For death prevention, especially in non-outbreak years, we're operating on assumption, not evidence.


The Question to Ask

For any vaccine, ask:

  1. What's the NNT? How many people need to be vaccinated to prevent one serious outcome?
  2. What's the largest safety trial? How many subjects, and what could it detect?
  3. What's the gap? Is the trial large enough to detect harms at the NNT threshold?

If the gap is large, "no evidence of harm" tells you very little.

If you spot an error in my reasoning, data, or sources, tell me. I'll correct it publicly.


Next post: What "no evidence of harm" actually means, and the four different things that phrase can refer to.

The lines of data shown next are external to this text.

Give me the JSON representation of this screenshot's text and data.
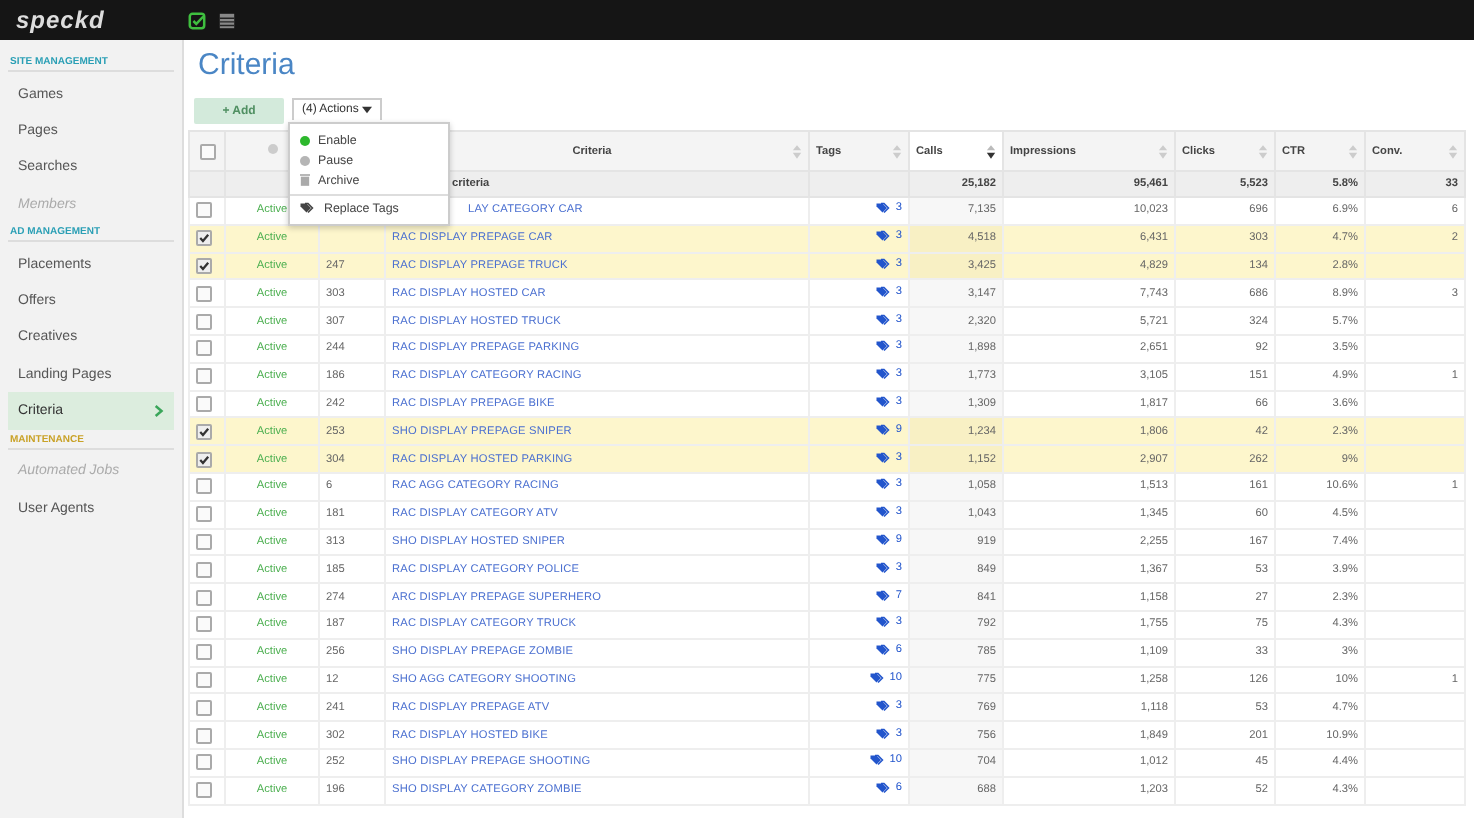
{
  "logo": "speckd",
  "sidebar": [
    {
      "heading": "SITE MANAGEMENT",
      "color": "#2a9fb5",
      "items": [
        {
          "label": "Games",
          "disabled": false,
          "selected": false
        },
        {
          "label": "Pages",
          "disabled": false,
          "selected": false
        },
        {
          "label": "Searches",
          "disabled": false,
          "selected": false
        },
        {
          "label": "Members",
          "disabled": true,
          "selected": false
        }
      ]
    },
    {
      "heading": "AD MANAGEMENT",
      "color": "#2a9fb5",
      "items": [
        {
          "label": "Placements",
          "disabled": false,
          "selected": false
        },
        {
          "label": "Offers",
          "disabled": false,
          "selected": false
        },
        {
          "label": "Creatives",
          "disabled": false,
          "selected": false
        },
        {
          "label": "Landing Pages",
          "disabled": false,
          "selected": false
        },
        {
          "label": "Criteria",
          "disabled": false,
          "selected": true
        }
      ]
    },
    {
      "heading": "MAINTENANCE",
      "color": "#c9a227",
      "items": [
        {
          "label": "Automated Jobs",
          "disabled": true,
          "selected": false
        },
        {
          "label": "User Agents",
          "disabled": false,
          "selected": false
        }
      ]
    }
  ],
  "title": "Criteria",
  "add_button": {
    "label": "+ Add",
    "disabled": true
  },
  "actions_button": {
    "label": "(4) Actions"
  },
  "actions_menu": [
    {
      "label": "Enable",
      "kind": "dot",
      "color": "#2db82d"
    },
    {
      "label": "Pause",
      "kind": "dot",
      "color": "#b5b5b5"
    },
    {
      "label": "Archive",
      "kind": "trash"
    },
    {
      "label": "Replace Tags",
      "kind": "tags"
    }
  ],
  "columns": [
    "Criteria",
    "Tags",
    "Calls",
    "Impressions",
    "Clicks",
    "CTR",
    "Conv."
  ],
  "select_all": {
    "checked": false
  },
  "filter_text": "criteria",
  "totals": {
    "calls": "25,182",
    "impressions": "95,461",
    "clicks": "5,523",
    "ctr": "5.8%",
    "conv": "33"
  },
  "rows": [
    {
      "checked": false,
      "status": "Active",
      "criteria": "LAY CATEGORY CAR",
      "tags": "3",
      "calls": "7,135",
      "impressions": "10,023",
      "clicks": "696",
      "ctr": "6.9%",
      "conv": "6"
    },
    {
      "checked": true,
      "status": "Active",
      "criteria": "RAC DISPLAY PREPAGE CAR",
      "tags": "3",
      "calls": "4,518",
      "impressions": "6,431",
      "clicks": "303",
      "ctr": "4.7%",
      "conv": "2"
    },
    {
      "checked": true,
      "status": "Active",
      "id": "247",
      "criteria": "RAC DISPLAY PREPAGE TRUCK",
      "tags": "3",
      "calls": "3,425",
      "impressions": "4,829",
      "clicks": "134",
      "ctr": "2.8%"
    },
    {
      "checked": false,
      "status": "Active",
      "id": "303",
      "criteria": "RAC DISPLAY HOSTED CAR",
      "tags": "3",
      "calls": "3,147",
      "impressions": "7,743",
      "clicks": "686",
      "ctr": "8.9%",
      "conv": "3"
    },
    {
      "checked": false,
      "status": "Active",
      "id": "307",
      "criteria": "RAC DISPLAY HOSTED TRUCK",
      "tags": "3",
      "calls": "2,320",
      "impressions": "5,721",
      "clicks": "324",
      "ctr": "5.7%"
    },
    {
      "checked": false,
      "status": "Active",
      "id": "244",
      "criteria": "RAC DISPLAY PREPAGE PARKING",
      "tags": "3",
      "calls": "1,898",
      "impressions": "2,651",
      "clicks": "92",
      "ctr": "3.5%"
    },
    {
      "checked": false,
      "status": "Active",
      "id": "186",
      "criteria": "RAC DISPLAY CATEGORY RACING",
      "tags": "3",
      "calls": "1,773",
      "impressions": "3,105",
      "clicks": "151",
      "ctr": "4.9%",
      "conv": "1"
    },
    {
      "checked": false,
      "status": "Active",
      "id": "242",
      "criteria": "RAC DISPLAY PREPAGE BIKE",
      "tags": "3",
      "calls": "1,309",
      "impressions": "1,817",
      "clicks": "66",
      "ctr": "3.6%"
    },
    {
      "checked": true,
      "status": "Active",
      "id": "253",
      "criteria": "SHO DISPLAY PREPAGE SNIPER",
      "tags": "9",
      "calls": "1,234",
      "impressions": "1,806",
      "clicks": "42",
      "ctr": "2.3%"
    },
    {
      "checked": true,
      "status": "Active",
      "id": "304",
      "criteria": "RAC DISPLAY HOSTED PARKING",
      "tags": "3",
      "calls": "1,152",
      "impressions": "2,907",
      "clicks": "262",
      "ctr": "9%"
    },
    {
      "checked": false,
      "status": "Active",
      "id": "6",
      "criteria": "RAC AGG CATEGORY RACING",
      "tags": "3",
      "calls": "1,058",
      "impressions": "1,513",
      "clicks": "161",
      "ctr": "10.6%",
      "conv": "1"
    },
    {
      "checked": false,
      "status": "Active",
      "id": "181",
      "criteria": "RAC DISPLAY CATEGORY ATV",
      "tags": "3",
      "calls": "1,043",
      "impressions": "1,345",
      "clicks": "60",
      "ctr": "4.5%"
    },
    {
      "checked": false,
      "status": "Active",
      "id": "313",
      "criteria": "SHO DISPLAY HOSTED SNIPER",
      "tags": "9",
      "calls": "919",
      "impressions": "2,255",
      "clicks": "167",
      "ctr": "7.4%"
    },
    {
      "checked": false,
      "status": "Active",
      "id": "185",
      "criteria": "RAC DISPLAY CATEGORY POLICE",
      "tags": "3",
      "calls": "849",
      "impressions": "1,367",
      "clicks": "53",
      "ctr": "3.9%"
    },
    {
      "checked": false,
      "status": "Active",
      "id": "274",
      "criteria": "ARC DISPLAY PREPAGE SUPERHERO",
      "tags": "7",
      "calls": "841",
      "impressions": "1,158",
      "clicks": "27",
      "ctr": "2.3%"
    },
    {
      "checked": false,
      "status": "Active",
      "id": "187",
      "criteria": "RAC DISPLAY CATEGORY TRUCK",
      "tags": "3",
      "calls": "792",
      "impressions": "1,755",
      "clicks": "75",
      "ctr": "4.3%"
    },
    {
      "checked": false,
      "status": "Active",
      "id": "256",
      "criteria": "SHO DISPLAY PREPAGE ZOMBIE",
      "tags": "6",
      "calls": "785",
      "impressions": "1,109",
      "clicks": "33",
      "ctr": "3%"
    },
    {
      "checked": false,
      "status": "Active",
      "id": "12",
      "criteria": "SHO AGG CATEGORY SHOOTING",
      "tags": "10",
      "calls": "775",
      "impressions": "1,258",
      "clicks": "126",
      "ctr": "10%",
      "conv": "1"
    },
    {
      "checked": false,
      "status": "Active",
      "id": "241",
      "criteria": "RAC DISPLAY PREPAGE ATV",
      "tags": "3",
      "calls": "769",
      "impressions": "1,118",
      "clicks": "53",
      "ctr": "4.7%"
    },
    {
      "checked": false,
      "status": "Active",
      "id": "302",
      "criteria": "RAC DISPLAY HOSTED BIKE",
      "tags": "3",
      "calls": "756",
      "impressions": "1,849",
      "clicks": "201",
      "ctr": "10.9%"
    },
    {
      "checked": false,
      "status": "Active",
      "id": "252",
      "criteria": "SHO DISPLAY PREPAGE SHOOTING",
      "tags": "10",
      "calls": "704",
      "impressions": "1,012",
      "clicks": "45",
      "ctr": "4.4%"
    },
    {
      "checked": false,
      "status": "Active",
      "id": "196",
      "criteria": "SHO DISPLAY CATEGORY ZOMBIE",
      "tags": "6",
      "calls": "688",
      "impressions": "1,203",
      "clicks": "52",
      "ctr": "4.3%"
    }
  ]
}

  1. NNT calculation methodology: Observed 2024 disease rates come from a population already ~64% vaccinated. To get NNT, you need the unvaccinated baseline: Baseline = Observed / (1 - Coverage × VE). Then NNT = 1 / (Baseline × VE). This accounts for the fact that vaccination has already reduced disease incidence from what it would otherwise be. 

  2. The 91% figure for death prevention is unpublished UKHSA data cited in their 2024 surveillance report. The 89% figure for case prevention comes from Amirthalingam 2023, a peer-reviewed study. 

  3. England and Wales 2024: 594,677 live births (ONS). At 1:50 detection threshold: 595,000 ÷ 50 = 11,900 cases ruled out. At 1:1,000: 595 cases. At 1:10,000: 60 cases. Deaths prevented in non-outbreak year: 595,000 ÷ 64,000 NNT ≈ 9. 

  4. "Serious adverse event" (SAE) is a regulatory category, not a severity category. It typically means any event requiring ≥24 hours hospitalization, regardless of long-term outcome. Many conditions people would consider serious (e.g., some neurological injuries) may not meet this threshold. The term can obscure what's actually being measured.